How long does it take to get a decision on a 601 waiver after it is filed with immigration authorities? Well, it depends. The processing time for a 601 waiver depends on a number of factors including, but not limited to, where it was filed, the applicant’s criminal history, the applicant’s immigration history, and whether or not the applicant qualifies for a expedite of the application. For prior immigration history, such as deportation proceedings or asylum applications, the time it takes for immigration officials to obtain a copy of the record must be factored in to the total expected processing time.

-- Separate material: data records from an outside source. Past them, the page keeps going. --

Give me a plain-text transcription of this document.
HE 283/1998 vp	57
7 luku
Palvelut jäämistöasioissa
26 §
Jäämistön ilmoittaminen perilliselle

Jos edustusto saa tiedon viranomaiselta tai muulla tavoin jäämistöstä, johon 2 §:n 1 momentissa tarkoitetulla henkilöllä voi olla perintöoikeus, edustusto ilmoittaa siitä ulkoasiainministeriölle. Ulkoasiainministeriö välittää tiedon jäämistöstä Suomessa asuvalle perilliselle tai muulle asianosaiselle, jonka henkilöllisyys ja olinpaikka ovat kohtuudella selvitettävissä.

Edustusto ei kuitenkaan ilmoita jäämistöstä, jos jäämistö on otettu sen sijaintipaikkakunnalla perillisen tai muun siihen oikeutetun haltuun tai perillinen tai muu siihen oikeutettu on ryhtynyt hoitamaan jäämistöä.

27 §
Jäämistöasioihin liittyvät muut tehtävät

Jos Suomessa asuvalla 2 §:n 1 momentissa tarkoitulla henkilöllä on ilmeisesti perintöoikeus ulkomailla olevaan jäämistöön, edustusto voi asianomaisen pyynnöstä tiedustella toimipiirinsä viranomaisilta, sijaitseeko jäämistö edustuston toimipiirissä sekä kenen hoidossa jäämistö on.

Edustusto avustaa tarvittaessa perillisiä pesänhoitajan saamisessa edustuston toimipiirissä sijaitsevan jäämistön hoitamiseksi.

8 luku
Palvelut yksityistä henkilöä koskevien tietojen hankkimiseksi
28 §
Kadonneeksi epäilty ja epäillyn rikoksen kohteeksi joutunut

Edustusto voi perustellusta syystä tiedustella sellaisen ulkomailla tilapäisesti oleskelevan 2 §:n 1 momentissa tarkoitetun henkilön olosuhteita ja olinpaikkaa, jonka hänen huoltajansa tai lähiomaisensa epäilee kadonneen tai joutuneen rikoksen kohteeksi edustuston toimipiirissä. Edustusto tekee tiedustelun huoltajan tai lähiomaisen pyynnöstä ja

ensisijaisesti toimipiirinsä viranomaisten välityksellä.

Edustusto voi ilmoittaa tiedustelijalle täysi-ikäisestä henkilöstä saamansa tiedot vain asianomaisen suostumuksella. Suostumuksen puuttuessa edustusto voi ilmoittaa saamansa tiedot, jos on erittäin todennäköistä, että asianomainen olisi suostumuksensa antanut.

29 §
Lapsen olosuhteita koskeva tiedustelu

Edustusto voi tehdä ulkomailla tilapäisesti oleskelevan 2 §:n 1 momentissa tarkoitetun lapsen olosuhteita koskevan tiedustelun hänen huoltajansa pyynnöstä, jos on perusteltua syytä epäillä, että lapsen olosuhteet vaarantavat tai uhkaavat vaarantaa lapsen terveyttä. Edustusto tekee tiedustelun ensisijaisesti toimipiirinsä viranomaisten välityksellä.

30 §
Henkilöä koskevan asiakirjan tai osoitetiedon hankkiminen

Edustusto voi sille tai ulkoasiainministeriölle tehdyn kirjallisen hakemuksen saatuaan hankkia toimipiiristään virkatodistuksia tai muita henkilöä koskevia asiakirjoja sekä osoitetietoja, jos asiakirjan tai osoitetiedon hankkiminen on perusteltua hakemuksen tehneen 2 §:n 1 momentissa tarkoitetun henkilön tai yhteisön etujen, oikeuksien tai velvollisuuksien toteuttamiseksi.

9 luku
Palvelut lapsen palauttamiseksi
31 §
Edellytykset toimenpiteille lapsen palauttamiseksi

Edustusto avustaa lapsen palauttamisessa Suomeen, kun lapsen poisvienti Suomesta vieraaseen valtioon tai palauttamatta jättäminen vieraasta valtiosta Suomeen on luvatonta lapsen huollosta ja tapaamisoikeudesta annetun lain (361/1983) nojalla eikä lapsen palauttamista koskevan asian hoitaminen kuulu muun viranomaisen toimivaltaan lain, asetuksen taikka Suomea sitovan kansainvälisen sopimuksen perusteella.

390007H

601 waivers filed during the adjustment of status green card process in the United States are typically decided by the USCIS offer who is handling the adjustment application and interview. An “in-country” 601 wavier can be filed at three different times in the process. The applicant can file the 601 waiver along with the I-485 adjustment of status application, at the adjustment interview, or at a later date. If the waiver is filed prior to the date of the interview, there is a chance that the officer will already have decided whether to grant the waiver and can give you an answer in person at the adjustment of status interview. If filed at or after the interview, or if the officer has not adjudicated the already-filed application prior to the interview, it is almost impossible to predict how long it could take. Some 601 waivers can stay pending for a year or more. However, since the adjustment of status application will not have been denied yet, the person will likely be permitted to remain and work in the US during the wait.
Processing times for 601 waivers filed outside the US is likely more important to applicants as they are typically not permitted to enter the US until the waiver is approved. If the 601 waiver is filed for a green card application while outside the United States, the processing time will depend first on which USCIS field office will be deciding the waiver. For instance, a 601 waiver for an applicant filed in Brazil will then be forwarded to the USCIS office in Peru for processing. As such, the time it takes the file to go through government channels from Brazil to Peru needs to be factored in to total processing time. Once in Peru, you can expect to wait at least 6 months or more for a response. On the other hand, waivers filed in Mexico will first be evaluated by a USCIS official in Mexico and if, readily approvable, can be granted in as little as a week. If not readily approvable, however, the file may be forwarded to an office in the US or another foreign location for processing. If this happens, the decision could take as long as 18 months. Whether or not the deciding officer needs to order up a copy of a deportation record or asylum record from the US in order to evaluate the petition may also negatively affect processing time.